Diagnosis is usually based on swelling, pain or inability to fully use a part of the body and the absence of bone damage. For example, a dog that is limping after falling from a second story window may be diagnosed as having soft tissue injury if there is no evidence of bone damage on an X-ray.

Determining the extent of the soft tissue injury can also be very difficult. Crushing and bruising injuries to muscles typically improve with medication and time. Some muscle tears can also recover with medication and time. Muscle or tendon ruptures and ligament damage may need surgery.

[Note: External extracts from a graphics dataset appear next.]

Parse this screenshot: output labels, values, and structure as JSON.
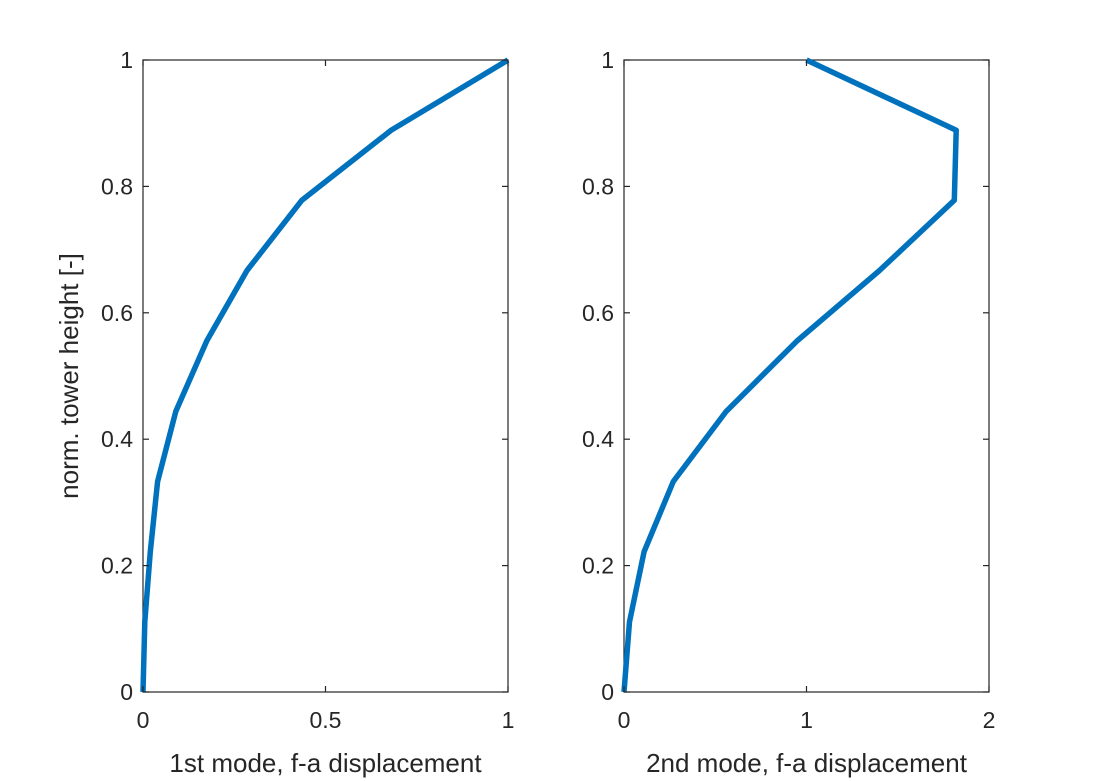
{
  "chart_data": [
    {
      "type": "line",
      "xlabel": "1st mode, f-a displacement",
      "ylabel": "norm. tower height [-]",
      "xlim": [
        0,
        1
      ],
      "ylim": [
        0,
        1
      ],
      "xticks": [
        0,
        0.5,
        1
      ],
      "xtick_labels": [
        "0",
        "0.5",
        "1"
      ],
      "yticks": [
        0,
        0.2,
        0.4,
        0.6,
        0.8,
        1
      ],
      "ytick_labels": [
        "0",
        "0.2",
        "0.4",
        "0.6",
        "0.8",
        "1"
      ],
      "grid": false,
      "series": [
        {
          "color": "#0072bd",
          "x": [
            0,
            0.005,
            0.02,
            0.04,
            0.09,
            0.175,
            0.285,
            0.435,
            0.68,
            1.0
          ],
          "y": [
            0,
            0.111,
            0.222,
            0.333,
            0.444,
            0.556,
            0.667,
            0.778,
            0.889,
            1.0
          ]
        }
      ]
    },
    {
      "type": "line",
      "xlabel": "2nd mode, f-a displacement",
      "ylabel": "",
      "xlim": [
        0,
        2
      ],
      "ylim": [
        0,
        1
      ],
      "xticks": [
        0,
        1,
        2
      ],
      "xtick_labels": [
        "0",
        "1",
        "2"
      ],
      "yticks": [
        0,
        0.2,
        0.4,
        0.6,
        0.8,
        1
      ],
      "ytick_labels": [
        "0",
        "0.2",
        "0.4",
        "0.6",
        "0.8",
        "1"
      ],
      "grid": false,
      "series": [
        {
          "color": "#0072bd",
          "x": [
            0,
            0.03,
            0.11,
            0.27,
            0.56,
            0.95,
            1.4,
            1.81,
            1.82,
            1.0
          ],
          "y": [
            0,
            0.111,
            0.222,
            0.333,
            0.444,
            0.556,
            0.667,
            0.778,
            0.889,
            1.0
          ]
        }
      ]
    }
  ]
}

Treatment of Soft Tissue Trauma in Dogs

After determining the absence of underlying bone damage, treatment depends on the severity of the injury. Mild bruising is generally treated with anti-inflammatory medications, such as deracoxib, ketoprofen, carprofen, etodalac or aspirin. You’ll generally see improvement in 3 to 5 days.

Moderate injury corresponding to muscle or tendon stretching may require splinting in addition to anti-inflammatory medication.

More serious injury, especially in cases of joint injury or possible ligament rupture may require surgery. Many veterinarians will choose to begin a course of anti-inflammatory medication and wait 3 to 5 days for improvement before progressing to surgery.

For any soft tissue injury, if improvement is not seen in 3 to 5 days, reevaluation by your veterinarian is recommended.

Home Care of Soft Tissue Trauma in Dogs

Home care for mild soft tissue injury is primarily aimed at minimizing additional injury and allowing the injury to heal. Keep your pet strictly confined to a small area. Do not let him outdoors unless on a leash. Keep him away from stairs. If no improvement is seen in 2 to 3 days, consider examination by your veterinarian.

After treatment for soft tissue injury, restricted activity is important. If your pet was given anti-inflammatory medication or pain medication, he may feel much better and attempt to use the injured area. However, your pet is still healing and needs to be restricted from activity for several days. Re-injury is common when the pet is allowed to return to normal activity too soon.

 

Preventative Care

Most causes of soft tissue injury are trauma related. Diminish the chance of injury by leash walking dogs. Remember: Pets are like children and accidents happen. It is difficult to suppress a wound up, happy playful puppy when he really wants to play.